Com 31,01% dos votos válidos, Sebastião Melo (MDB) avançou em relação ao que apontavam as pesquisas de intenção de votos em Porto Alegre e garantiu seu lugar na disputa contra Manuela D'Ávila (PCdoB), que teve 29% dos votos. Na terceira posição, ficou o atual prefeito, Nelson Marchezan Junior (PSDB), com 21,07% dos votos válidos. O resultado saiu pouco antes das 23h em razão do atraso na totalização dos votos no Tribunal Superior Eleitoral.

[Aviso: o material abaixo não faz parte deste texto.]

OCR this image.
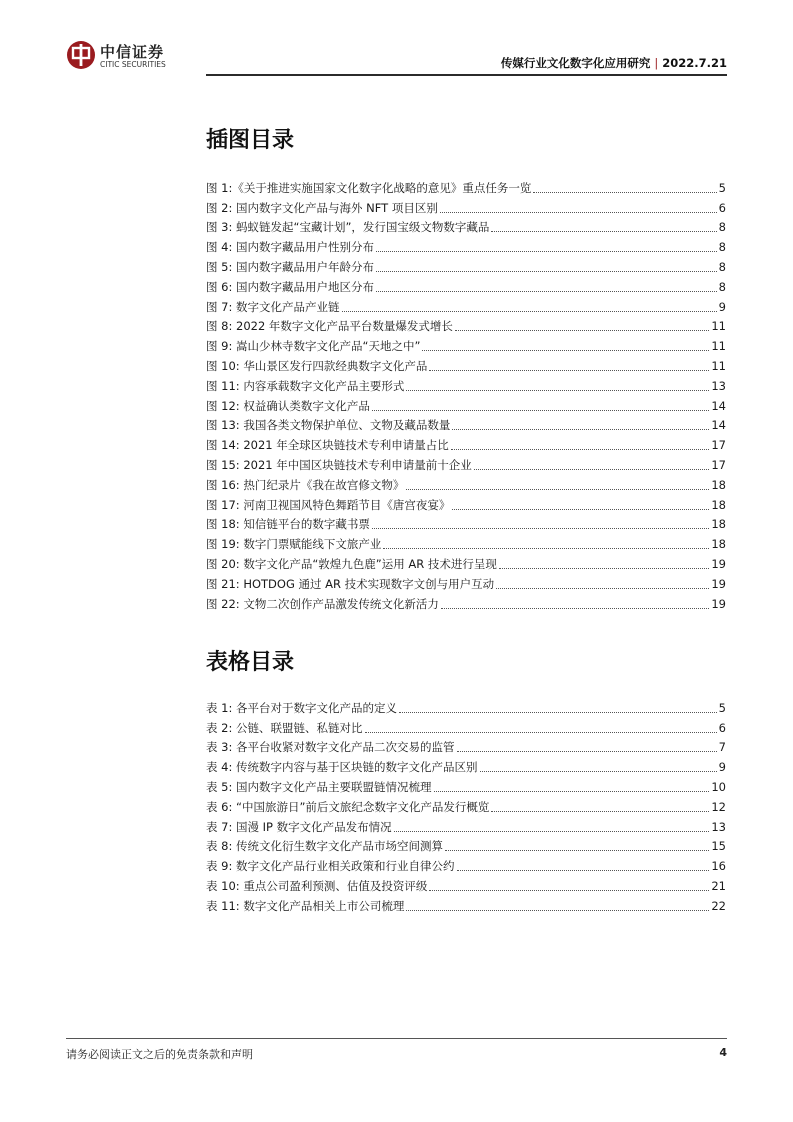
中信证券
CITIC SECURITIES	传媒行业文化数字化应用研究 | 2022.7.21
插图目录
图 1:《关于推进实施国家文化数字化战略的意见》重点任务一览	5
图 2: 国内数字文化产品与海外 NFT 项目区别	6
图 3: 蚂蚁链发起“宝藏计划”，发行国宝级文物数字藏品	8
图 4: 国内数字藏品用户性别分布	8
图 5: 国内数字藏品用户年龄分布	8
图 6: 国内数字藏品用户地区分布	8
图 7: 数字文化产品产业链	9
图 8: 2022 年数字文化产品平台数量爆发式增长	11
图 9: 嵩山少林寺数字文化产品“天地之中”	11
图 10: 华山景区发行四款经典数字文化产品	11
图 11: 内容承载数字文化产品主要形式	13
图 12: 权益确认类数字文化产品	14
图 13: 我国各类文物保护单位、文物及藏品数量	14
图 14: 2021 年全球区块链技术专利申请量占比	17
图 15: 2021 年中国区块链技术专利申请量前十企业	17
图 16: 热门纪录片《我在故宫修文物》	18
图 17: 河南卫视国风特色舞蹈节目《唐宫夜宴》	18
图 18: 知信链平台的数字藏书票	18
图 19: 数字门票赋能线下文旅产业	18
图 20: 数字文化产品“敦煌九色鹿”运用 AR 技术进行呈现	19
图 21: HOTDOG 通过 AR 技术实现数字文创与用户互动	19
图 22: 文物二次创作产品激发传统文化新活力	19
表格目录
表 1: 各平台对于数字文化产品的定义	5
表 2: 公链、联盟链、私链对比	6
表 3: 各平台收紧对数字文化产品二次交易的监管	7
表 4: 传统数字内容与基于区块链的数字文化产品区别	9
表 5: 国内数字文化产品主要联盟链情况梳理	10
表 6: “中国旅游日”前后文旅纪念数字文化产品发行概览	12
表 7: 国漫 IP 数字文化产品发布情况	13
表 8: 传统文化衍生数字文化产品市场空间测算	15
表 9: 数字文化产品行业相关政策和行业自律公约	16
表 10: 重点公司盈利预测、估值及投资评级	21
表 11: 数字文化产品相关上市公司梳理	22
请务必阅读正文之后的免责条款和声明	4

Melo foi o mais votado em dez zonas eleitoras da cidade, enquanto Manuela levou as outras seis. O emedebista ficou com os bairros do norte e do sul, e a adversária, os das áreas centrais.
Nessa eleição atípica, realizada em meio a uma pandemia, Porto Alegre teve uma abstenção expressiva, de 33,08% (358.217 votos) – em 2016, o índice ficou em 22,51% no primeiro turno. Em sua fala logo após a conclusão da apuração dos votos, Manuela comentou sobre a decisão dos porto-alegrenses que não compareceram às urnas. "A maior escolha dos porto-alegrenses foi não votar. Nós acreditamos que esse também é um debate a ser feito. É importante entender por qual razão a maior escolha da cidade foi não votar por um prefeito", destacou. A candidata afirmou que planeja procurar Fernanda Melchionna (PSOL) e Juliana Brizola (PDT) para compor aliança para o segundo turno.
Já no seu pronunciamento, Melo, que ganhou o apoio de José Fortunati (PTB) após sua renúncia na última semana de campanha, aproveitou para comparar trajetórias e fazer promessas. "Vamos ver quem tem experiência para erguer essa cidade em momento de crise", disse, comentando ainda que, se eleito, não aumentará impostos, cancelará todos os aumentos de IPTU e reabrirá todas as atividades econômicas.